Les voix de l'asphalte (Voices from the street – 1952-53), de Philip K. Dick, traduit de l'anglais (américain) par Nicolas Richard. Philip K. Dick Trust – 2007. Editions Le Cherche Midi – 2007.

 

Les voix de l'asphalte Philip K DickStuart Hadley est un jeune homme qui travaille comme vendeur dans un petit commerce d'appareils électroménagers. Marié, sa femme est sur le point d'accoucher. Alors qu’il semble tout avoir pour être heureux, sa situation le rend profondément insatisfait, sans qu’il en connaisse la cause, et il tente d'évacuer sa frustration par une cuite hebdomadaire. Mais c’est loin de suffire à combler le manque qu’il ressent et il reste habité par une violence enfouie. Un soir, il assiste à la conférence du révérend Beckheim, un évangéliste noir qu’il cherche ensuite à approcher. Et il rencontre Marsha Frazier, une jeune femme rédactrice en chef d’une revue fasciste et se sent attiré par elle.

 

Ce roman -longtemps inédit- est l’un des tous premiers de Philip K Dick, alors qu’il avait encore des velléités de devenir un écrivain de littérature "blanche"; un roman dont la lecture, disons-le d’emblée, ne risque guère d’intéresser que les "ultra-aficionados" de l’auteur.

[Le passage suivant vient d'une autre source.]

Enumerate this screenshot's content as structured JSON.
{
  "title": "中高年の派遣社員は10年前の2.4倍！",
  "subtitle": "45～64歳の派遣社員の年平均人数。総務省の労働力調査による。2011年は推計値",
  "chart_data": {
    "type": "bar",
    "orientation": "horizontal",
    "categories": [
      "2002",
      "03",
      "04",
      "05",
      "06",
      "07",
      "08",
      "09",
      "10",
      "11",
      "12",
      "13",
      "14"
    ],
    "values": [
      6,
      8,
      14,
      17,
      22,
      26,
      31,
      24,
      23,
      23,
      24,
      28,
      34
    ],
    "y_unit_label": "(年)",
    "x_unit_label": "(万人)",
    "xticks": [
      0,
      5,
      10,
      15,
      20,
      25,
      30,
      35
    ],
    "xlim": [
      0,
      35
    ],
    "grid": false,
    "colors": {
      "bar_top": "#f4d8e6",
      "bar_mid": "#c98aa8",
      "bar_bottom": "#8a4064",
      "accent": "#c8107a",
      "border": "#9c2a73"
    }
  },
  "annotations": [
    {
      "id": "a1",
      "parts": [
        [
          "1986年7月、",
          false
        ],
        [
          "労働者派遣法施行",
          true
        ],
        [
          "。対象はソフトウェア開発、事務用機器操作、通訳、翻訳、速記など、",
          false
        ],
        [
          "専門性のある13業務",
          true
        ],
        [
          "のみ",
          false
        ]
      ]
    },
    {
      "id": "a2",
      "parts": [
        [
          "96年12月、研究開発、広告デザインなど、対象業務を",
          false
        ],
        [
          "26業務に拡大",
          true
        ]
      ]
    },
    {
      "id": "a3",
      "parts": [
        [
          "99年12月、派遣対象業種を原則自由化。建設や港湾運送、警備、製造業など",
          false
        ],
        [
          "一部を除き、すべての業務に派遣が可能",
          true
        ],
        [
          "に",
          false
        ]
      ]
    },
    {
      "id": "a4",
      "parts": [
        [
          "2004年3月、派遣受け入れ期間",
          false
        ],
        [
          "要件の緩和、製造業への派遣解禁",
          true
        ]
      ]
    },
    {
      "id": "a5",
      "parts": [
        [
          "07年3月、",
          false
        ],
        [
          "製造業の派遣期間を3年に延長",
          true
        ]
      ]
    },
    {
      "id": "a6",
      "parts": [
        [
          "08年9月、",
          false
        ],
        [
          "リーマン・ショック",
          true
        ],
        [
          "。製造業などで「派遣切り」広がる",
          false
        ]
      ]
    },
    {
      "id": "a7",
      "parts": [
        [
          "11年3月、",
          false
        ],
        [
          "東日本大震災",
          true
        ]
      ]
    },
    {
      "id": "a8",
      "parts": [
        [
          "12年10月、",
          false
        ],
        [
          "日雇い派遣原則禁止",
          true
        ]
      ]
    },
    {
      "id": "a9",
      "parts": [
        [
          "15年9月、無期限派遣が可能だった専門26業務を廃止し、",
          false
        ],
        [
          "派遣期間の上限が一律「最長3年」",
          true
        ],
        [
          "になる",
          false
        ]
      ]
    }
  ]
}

Car cette histoire de jeune homme perdu, amer, déprimé, inapte au bonheur version american way of life, en quête de quelque chose dont il ignore lui-même la nature, angoisse existentielle le poussant à se jeter dans les bras du premier sauveur venu mais rapidement déçu, qui remet sa vie -qu’il ressent comme une suite de fatalités- en cause et qui finira par une nuit de "pétage de plombs" est une œuvre de jeunesse qui, n'étant la renommée de l’auteur, serait peut-être -en l’état tout du moins- demeurer dans un tiroir. En effet, voilà un récit qui se traîne, extrêmement bavard, délayé, lent, où il ne se passe pas grand’chose et dérivant parfois vers des scènes dont on cherche le lien avec le cœur du propos. De plus, Dick ne parvient pas réellement à nous faire ressentir ni l’état de malaise de Stuart -c’est plus intellectuellement qu’émotionnellement qu’on le perçoit-, ni l’ambiance malsaine de la société plutôt formatée, apeurée, engluée dans les conflits guerriers (la guerre de Corée) et la guerre froide dans laquelle il s’inscrit. Le travail inabouti d’un débutant.

Ceci étant dit, le connaisseur de l’œuvre dickienne va quant même y grappiller ça et là des éléments à même d’éveiller son intérêt.

D’abord dans les transpositions romancées d’éléments biographiques de la propre vie de Dick: comme Stuart, il était, lors de la rédaction de ce livre, vendeur dans une petite boutique (ce qui lui permet de rendre compte la monotonie du quotidien); comme Stuart, Dick racontait qu’un jour -anecdote marquante et reflet des émotions d’une société à une époque- dans un cinéma, aux actualités, il avait vu des images de guerre montrant un soldat japonais en flammes après avoir été "dégommé" par un GI, véritable torche vivante suscitant rires et applaudissements dans la salle alors que lui en était extrêmement choqué; ou encore, dans les relations de Stuart avec sa sœur -dont il semble limite amoureux- transparaît quelque chose du ressenti particulièrement traumatisant chez Dick pour sa propre sœur jumelle morte quelques semaines après sa naissance.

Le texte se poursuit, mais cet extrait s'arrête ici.